Australian and Indonesian researchers discovered bones of the miniature humans in a cave on Flores Island east of Bali and midway between Asia and Australia.

It was the year 2003, that scientists discovered the first skeletons at Flores and determined they belonged to a species of human, completely new to science. These ancestors were named Homo floresiensis, after the Island where they were found. These tiny humans have been also called "hobbits," after the tiny mythical creatures from the Lord of the Rings books.

The original skeleton, a female, stood at just 1 meter (3.3 feet) tall, weighed about 25 kilograms (55 pounds), and was around 30 years old at the time of her death, 18,000 years ago.

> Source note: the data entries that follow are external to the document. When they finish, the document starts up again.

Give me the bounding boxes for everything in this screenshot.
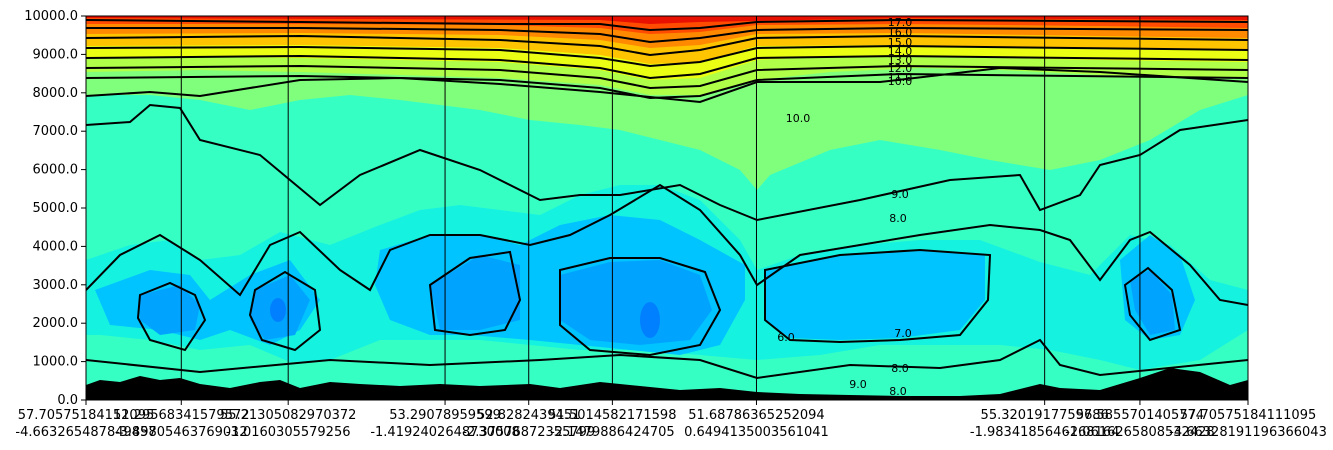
contour-label: 15.0	[888, 36, 913, 49]
contour-label: 8.0	[889, 212, 907, 225]
x-tick-label-top: 51.68786365252094	[688, 408, 824, 423]
contour-line-bottom	[86, 338, 1248, 380]
fill-band-17	[86, 16, 1248, 24]
plot-area	[86, 16, 1248, 400]
contour-line-17	[86, 18, 1248, 32]
y-tick-label: 10000.0	[24, 9, 78, 24]
contour-line-7c	[428, 250, 522, 337]
x-tick-label-bottom: -2.0616265808532428	[1065, 425, 1214, 440]
x-tick-label-top: 55.3201917759786	[981, 408, 1109, 423]
y-tick-label: 6000.0	[33, 163, 79, 178]
contour-label: 8.0	[889, 385, 907, 398]
x-tick-label-bottom: -1.9834185646168164	[970, 425, 1119, 440]
x-tick-label-top: 55.21305082970372	[220, 408, 356, 423]
x-tick-label-top: 57.70575184112095	[18, 408, 154, 423]
contour-label: 16.0	[888, 26, 913, 39]
contour-label: 7.0	[894, 327, 912, 340]
contour-line-14	[86, 44, 1248, 68]
contour-line-16	[86, 26, 1248, 44]
contour-label: 9.0	[891, 188, 909, 201]
fill-band-6-7	[140, 285, 200, 335]
y-tick-label: 3000.0	[33, 278, 79, 293]
fill-band-6-7d	[560, 260, 712, 345]
contour-label: 12.0	[888, 62, 913, 75]
fill-band-6-7c	[430, 255, 520, 330]
x-tick-label-top: 57.70575184111095	[1180, 408, 1316, 423]
contour-labels: 17.016.015.014.013.012.011.010.010.09.08…	[777, 16, 913, 398]
contour-line-10	[86, 66, 1248, 104]
x-tick-label-top: 53.29078959599	[389, 408, 501, 423]
contour-label: 13.0	[888, 54, 913, 67]
contour-label: 8.0	[891, 362, 909, 375]
contour-line-13	[86, 54, 1248, 80]
contour-label: 10.0	[888, 75, 913, 88]
y-tick-label: 0.0	[57, 393, 78, 408]
x-tick-label-bottom: -4.663265487849457	[15, 425, 156, 440]
x-tick-label-top: 52.8282439451	[477, 408, 580, 423]
y-tick-label: 8000.0	[33, 86, 79, 101]
y-tick-label: 4000.0	[33, 239, 79, 254]
contour-line-7b	[248, 270, 322, 352]
fill-band-6	[640, 302, 660, 338]
contour-label: 14.0	[888, 45, 913, 58]
contour-lines	[86, 18, 1248, 380]
fill-band-6-7e	[1130, 270, 1175, 335]
y-tick-label: 9000.0	[33, 47, 79, 62]
contour-line-7d	[559, 257, 722, 357]
contour-label: 9.0	[849, 378, 867, 391]
y-tick-label: 2000.0	[33, 316, 79, 331]
x-tick-label-bottom: -3.89805463769012	[115, 425, 248, 440]
x-tick-label-bottom: -4.66328191196366043	[1169, 425, 1327, 440]
fill-band-6b	[270, 298, 286, 322]
contour-line-9	[86, 103, 1248, 222]
x-tick-label-bottom: 0.6494135003561041	[684, 425, 829, 440]
x-axis: 57.70575184112095 -4.663265487849457 51.29…	[15, 400, 1327, 440]
contour-label: 11.0	[888, 71, 913, 84]
contour-line-8	[86, 183, 1248, 306]
x-tick-label-bottom: -2.37576872355799	[462, 425, 595, 440]
contour-line-7a	[136, 281, 207, 352]
terrain	[86, 368, 1248, 400]
y-tick-label: 5000.0	[33, 201, 79, 216]
x-tick-label-bottom: -2.1479886424705	[550, 425, 675, 440]
x-tick-label-bottom: -3.0160305579256	[226, 425, 351, 440]
y-axis: 0.0 1000.0 2000.0 3000.0 4000.0 5000.0 6000.0 7…	[24, 9, 86, 408]
y-tick-label: 1000.0	[33, 355, 79, 370]
x-tick-label-top: 51.29568341579572	[113, 408, 249, 423]
contour-line-12	[86, 64, 1248, 90]
contour-label: 6.0	[777, 331, 795, 344]
contour-line-7f	[1123, 266, 1182, 342]
contour-label: 17.0	[888, 16, 913, 29]
contour-label: 10.0	[786, 112, 811, 125]
x-tick-label-top: 51.5014582171598	[548, 408, 676, 423]
x-tick-label-top: 56.5855701405774	[1076, 408, 1204, 423]
y-tick-label: 7000.0	[33, 124, 79, 139]
contour-line-15	[86, 34, 1248, 57]
contour-line-7e	[764, 248, 992, 344]
section-lines	[180, 16, 1141, 400]
fill-band-7-8c	[765, 250, 985, 340]
x-tick-label-bottom: -1.4192402648730008	[370, 425, 519, 440]
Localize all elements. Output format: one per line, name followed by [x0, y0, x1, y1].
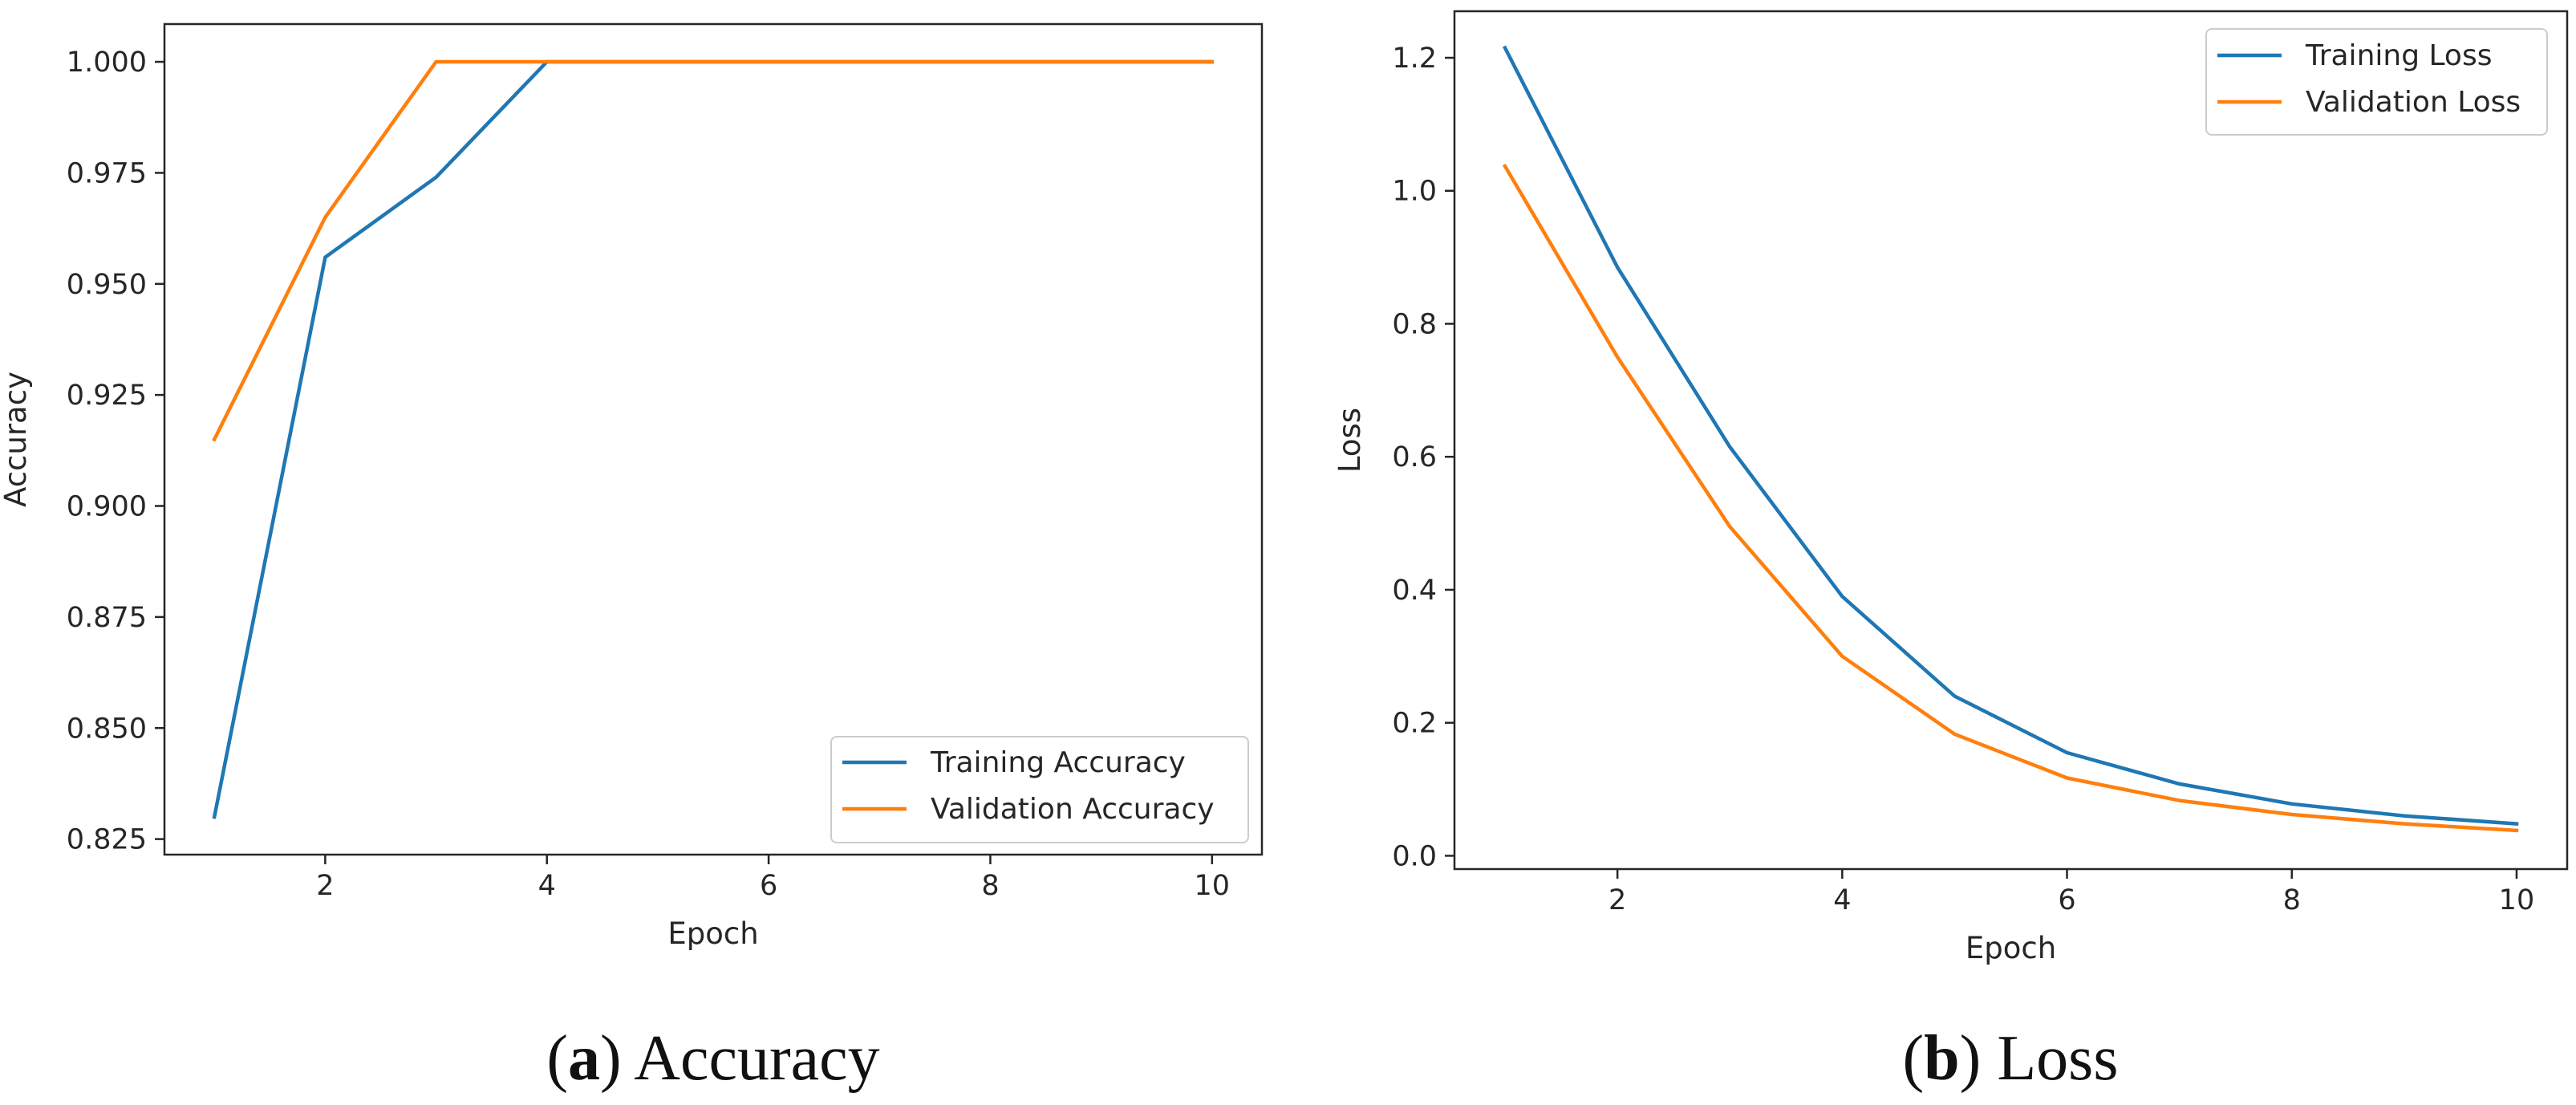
- caption-letter: b: [1924, 1023, 1960, 1094]
- series-line-validation-accuracy: [212, 59, 1215, 442]
- caption-text: Loss: [1997, 1023, 2118, 1094]
- axes-frame: [1453, 10, 2569, 871]
- legend-entry: Training Loss: [2305, 39, 2492, 72]
- y-tick-label: 0.8: [1392, 308, 1437, 340]
- subplot-caption: (a) Accuracy: [546, 1023, 879, 1094]
- legend: Training Loss Validation Loss: [2205, 28, 2548, 136]
- y-tick-label: 0.875: [67, 602, 147, 634]
- x-tick-label: 6: [760, 870, 777, 902]
- x-tick-label: 2: [316, 870, 334, 902]
- legend-box: [830, 736, 1249, 843]
- subplot-b: 2 4 6 8 10 0.0 0.2 0.4 0.6 0.8 1.0 1.2 Epoch Loss Trai…: [1333, 10, 2569, 1094]
- y-tick-label: 0.4: [1392, 575, 1437, 607]
- y-tick-label: 1.000: [67, 47, 147, 79]
- x-tick-label: 10: [1195, 870, 1231, 902]
- x-axis-label: Epoch: [1965, 931, 2056, 965]
- x-tick-label: 4: [538, 870, 556, 902]
- caption-text: Accuracy: [634, 1023, 879, 1094]
- x-tick-label: 8: [2283, 884, 2301, 916]
- y-tick-label: 1.0: [1392, 176, 1437, 208]
- subplot-caption: (b) Loss: [1903, 1023, 2119, 1094]
- series-line-training-accuracy: [212, 59, 1215, 819]
- subplot-a: 2 4 6 8 10 0.825 0.850 0.875 0.900 0.925 0.950 0.97…: [0, 22, 1264, 1094]
- y-tick-label: 0.975: [67, 157, 147, 189]
- y-tick-label: 0.925: [67, 380, 147, 412]
- y-axis-label: Accuracy: [0, 372, 33, 507]
- legend-entry: Validation Loss: [2306, 86, 2521, 119]
- caption-letter: a: [568, 1023, 600, 1094]
- legend-box: [2205, 28, 2548, 136]
- y-tick-label: 0.6: [1392, 441, 1437, 473]
- y-tick-label: 0.2: [1392, 708, 1437, 740]
- legend: Training Accuracy Validation Accuracy: [830, 736, 1249, 843]
- legend-entry: Validation Accuracy: [931, 793, 1215, 826]
- x-tick-label: 4: [1833, 884, 1851, 916]
- y-tick-label: 1.2: [1392, 43, 1437, 75]
- x-tick-label: 10: [2499, 884, 2535, 916]
- x-axis-label: Epoch: [667, 916, 758, 951]
- y-axis-label: Loss: [1333, 408, 1367, 473]
- y-tick-label: 0.0: [1392, 840, 1437, 872]
- y-tick-label: 0.825: [67, 824, 147, 856]
- x-tick-label: 8: [981, 870, 999, 902]
- x-tick-label: 2: [1608, 884, 1626, 916]
- y-tick-label: 0.850: [67, 713, 147, 745]
- y-tick-label: 0.950: [67, 269, 147, 301]
- legend-entry: Training Accuracy: [930, 746, 1186, 779]
- x-tick-label: 6: [2058, 884, 2075, 916]
- y-tick-label: 0.900: [67, 491, 147, 523]
- series-line-validation-loss: [1502, 164, 2519, 833]
- axes-frame: [163, 22, 1264, 856]
- series-line-training-loss: [1502, 45, 2519, 827]
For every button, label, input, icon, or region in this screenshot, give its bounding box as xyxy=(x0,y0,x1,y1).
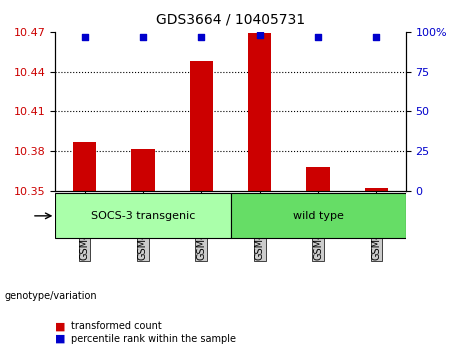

The skeleton was found in the same sediment deposits on Flores that have also been found to contain stone tools and the bones of dwarf elephants, giant rodents, and Komodo dragons (lizards that can grow to 10 feet (3 meters) and that still live today).

Homo floresienses has been described as one of the most spectacular discoveries in paleoanthropology in half a century—and the most extreme human ever discovered.